Suresh, president since 2013, was previously director of the National Science Foundation. He worked with the Obama administration on initiatives to promote women in STEM fields: science, technology, engineering and math. Change can’t happen by fiat from a top executive, he said. It takes awareness on the part of deans, faculty and staff members, and others.
“Everybody has to own it,” Suresh said. “Otherwise, we’re not going to move the needle. … We as a country can do much better.”
He said the push for women in computer science, engineering and other STEM fields is urgent. “These are at the core of where the 21st-century world is going,” Suresh said. The issue is personal for him. “I have a wife, sister and two daughters” — both of whom earned degrees in STEM disciplines, he said. “My life and my future depend entirely on women.”
Alina Rath, 21, a senior in electrical and computer engineering, is a leader in a group that promotes women in the field. Rath said it has dozens of participants. About 27 percent of students in Rath’s major are women, the university said. But the numbers in the department and in other engineering disciplines are growing.
“We’re witnessing change,” Rath said. “Everyone’s goal, including mine, would be to strive for 50-50.” Rath said she and others last year posted pictures on social media using a hashtag that had gone viral: #ilooklikeanengineer. It was part of a movement of women in industry and academia to upend gender stereotypes.

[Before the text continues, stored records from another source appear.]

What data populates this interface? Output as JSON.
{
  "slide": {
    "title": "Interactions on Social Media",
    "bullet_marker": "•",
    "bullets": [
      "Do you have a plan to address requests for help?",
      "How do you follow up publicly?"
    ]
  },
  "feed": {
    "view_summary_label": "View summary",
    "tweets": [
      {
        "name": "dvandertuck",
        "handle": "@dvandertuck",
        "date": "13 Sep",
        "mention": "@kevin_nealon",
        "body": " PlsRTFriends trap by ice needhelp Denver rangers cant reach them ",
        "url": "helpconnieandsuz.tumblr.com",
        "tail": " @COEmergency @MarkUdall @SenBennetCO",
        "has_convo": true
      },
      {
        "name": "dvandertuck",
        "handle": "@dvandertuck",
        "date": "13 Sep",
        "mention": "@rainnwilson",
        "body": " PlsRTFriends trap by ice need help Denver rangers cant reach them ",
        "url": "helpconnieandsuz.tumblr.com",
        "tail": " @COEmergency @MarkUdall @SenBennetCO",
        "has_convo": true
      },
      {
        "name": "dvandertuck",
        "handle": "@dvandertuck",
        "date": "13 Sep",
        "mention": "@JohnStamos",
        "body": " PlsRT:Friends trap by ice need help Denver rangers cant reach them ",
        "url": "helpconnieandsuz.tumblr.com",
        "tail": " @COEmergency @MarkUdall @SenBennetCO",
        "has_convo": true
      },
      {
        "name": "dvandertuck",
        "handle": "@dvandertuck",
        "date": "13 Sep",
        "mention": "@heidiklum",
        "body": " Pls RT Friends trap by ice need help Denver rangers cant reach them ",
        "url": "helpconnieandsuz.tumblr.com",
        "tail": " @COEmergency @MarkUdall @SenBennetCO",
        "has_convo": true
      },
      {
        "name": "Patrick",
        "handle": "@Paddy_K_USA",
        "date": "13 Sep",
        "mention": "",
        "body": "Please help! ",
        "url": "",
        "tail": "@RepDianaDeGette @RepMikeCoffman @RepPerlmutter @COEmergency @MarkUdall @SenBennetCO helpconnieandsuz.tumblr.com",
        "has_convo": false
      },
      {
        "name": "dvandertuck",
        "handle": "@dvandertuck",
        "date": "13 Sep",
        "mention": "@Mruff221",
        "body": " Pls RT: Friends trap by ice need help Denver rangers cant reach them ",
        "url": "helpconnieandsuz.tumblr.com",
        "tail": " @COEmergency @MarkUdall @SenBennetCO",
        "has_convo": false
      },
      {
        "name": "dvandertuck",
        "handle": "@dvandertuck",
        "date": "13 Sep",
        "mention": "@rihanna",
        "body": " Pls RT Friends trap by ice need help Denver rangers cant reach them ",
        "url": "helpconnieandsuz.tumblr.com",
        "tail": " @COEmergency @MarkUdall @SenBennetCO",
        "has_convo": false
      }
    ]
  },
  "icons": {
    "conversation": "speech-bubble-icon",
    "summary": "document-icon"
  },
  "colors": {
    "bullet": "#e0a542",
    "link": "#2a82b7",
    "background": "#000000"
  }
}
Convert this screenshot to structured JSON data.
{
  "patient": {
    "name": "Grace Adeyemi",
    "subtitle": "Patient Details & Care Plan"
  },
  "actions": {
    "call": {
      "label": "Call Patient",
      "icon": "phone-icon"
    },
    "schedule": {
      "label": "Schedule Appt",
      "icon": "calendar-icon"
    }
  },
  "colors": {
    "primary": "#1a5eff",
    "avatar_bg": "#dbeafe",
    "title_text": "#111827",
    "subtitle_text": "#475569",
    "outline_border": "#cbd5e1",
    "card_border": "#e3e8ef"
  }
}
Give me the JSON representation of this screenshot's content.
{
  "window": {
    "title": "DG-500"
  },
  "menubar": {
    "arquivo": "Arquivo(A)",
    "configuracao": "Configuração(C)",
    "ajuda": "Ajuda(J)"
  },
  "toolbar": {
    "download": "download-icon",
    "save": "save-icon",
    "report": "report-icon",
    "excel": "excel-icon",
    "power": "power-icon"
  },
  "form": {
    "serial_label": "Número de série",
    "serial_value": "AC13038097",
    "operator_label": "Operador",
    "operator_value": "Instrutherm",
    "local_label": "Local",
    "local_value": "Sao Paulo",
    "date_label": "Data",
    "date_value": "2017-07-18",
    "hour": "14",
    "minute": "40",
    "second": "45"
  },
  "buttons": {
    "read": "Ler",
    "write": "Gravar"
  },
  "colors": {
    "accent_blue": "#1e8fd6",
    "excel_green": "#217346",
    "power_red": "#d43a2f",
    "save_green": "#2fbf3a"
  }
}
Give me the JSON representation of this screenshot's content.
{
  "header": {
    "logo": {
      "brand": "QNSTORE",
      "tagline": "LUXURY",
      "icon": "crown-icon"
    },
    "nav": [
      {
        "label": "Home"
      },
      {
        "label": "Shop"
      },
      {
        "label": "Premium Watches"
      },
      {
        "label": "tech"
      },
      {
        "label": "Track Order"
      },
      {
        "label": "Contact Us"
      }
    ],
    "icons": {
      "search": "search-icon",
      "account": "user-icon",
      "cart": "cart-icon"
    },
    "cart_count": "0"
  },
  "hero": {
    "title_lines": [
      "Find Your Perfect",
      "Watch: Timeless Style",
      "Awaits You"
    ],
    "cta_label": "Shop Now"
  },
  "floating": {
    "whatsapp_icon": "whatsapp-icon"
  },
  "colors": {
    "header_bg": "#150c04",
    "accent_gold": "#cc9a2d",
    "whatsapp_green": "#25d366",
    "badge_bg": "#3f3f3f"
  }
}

Sara Misra, 18, another electrical and computer engineering student here, said she occasionally encounters skepticism “and a little bit of awe” from people who learn what she is studying. ” ‘Oh, my God, you’re doing engineering?’ ” she said some will ask her, assuming that she was bound to study humanities or arts. Misra brushes it off. “I’ve learned not to let my gender influence decisions,” she said.
Computer science, a relatively young field, was not always as lopsided in favor of men. In the 1970s and early ’80s women had a solid share of the degrees in the field, though not a majority, experts say. But the share of women in computer science declined in ensuing years and has only recently started to climb back up. Nationally, about 16 percent of computer science bachelor’s degrees go to women, according to a Washington Post analysis of federal data and other sources.
“We still have that idea out there in the broader culture that this is a boy’s field,” said Carol Frieze, who directs an outreach program for women in computer science at Carnegie Mellon. “And challenging that is a huge issue.” The school began an intensive effort to support women in the field in 1999, she said, and has continued ever since. There are “big sister” mentoring programs, recruiting trips to high schools and a variety of other efforts to ensure that women are included at all levels.
What the university says it is not doing is relaxing admission standards or the curriculum. Women come into Carnegie Mellon with equal or better qualifications than men, officials say, and they complete the same rigorous coursework.
James H. Garrett, dean of engineering at Carnegie Mellon, said the school wants to bust stereotypes. “We all look like engineers,” he said. “There is no one person that is the epitome of an engineer.”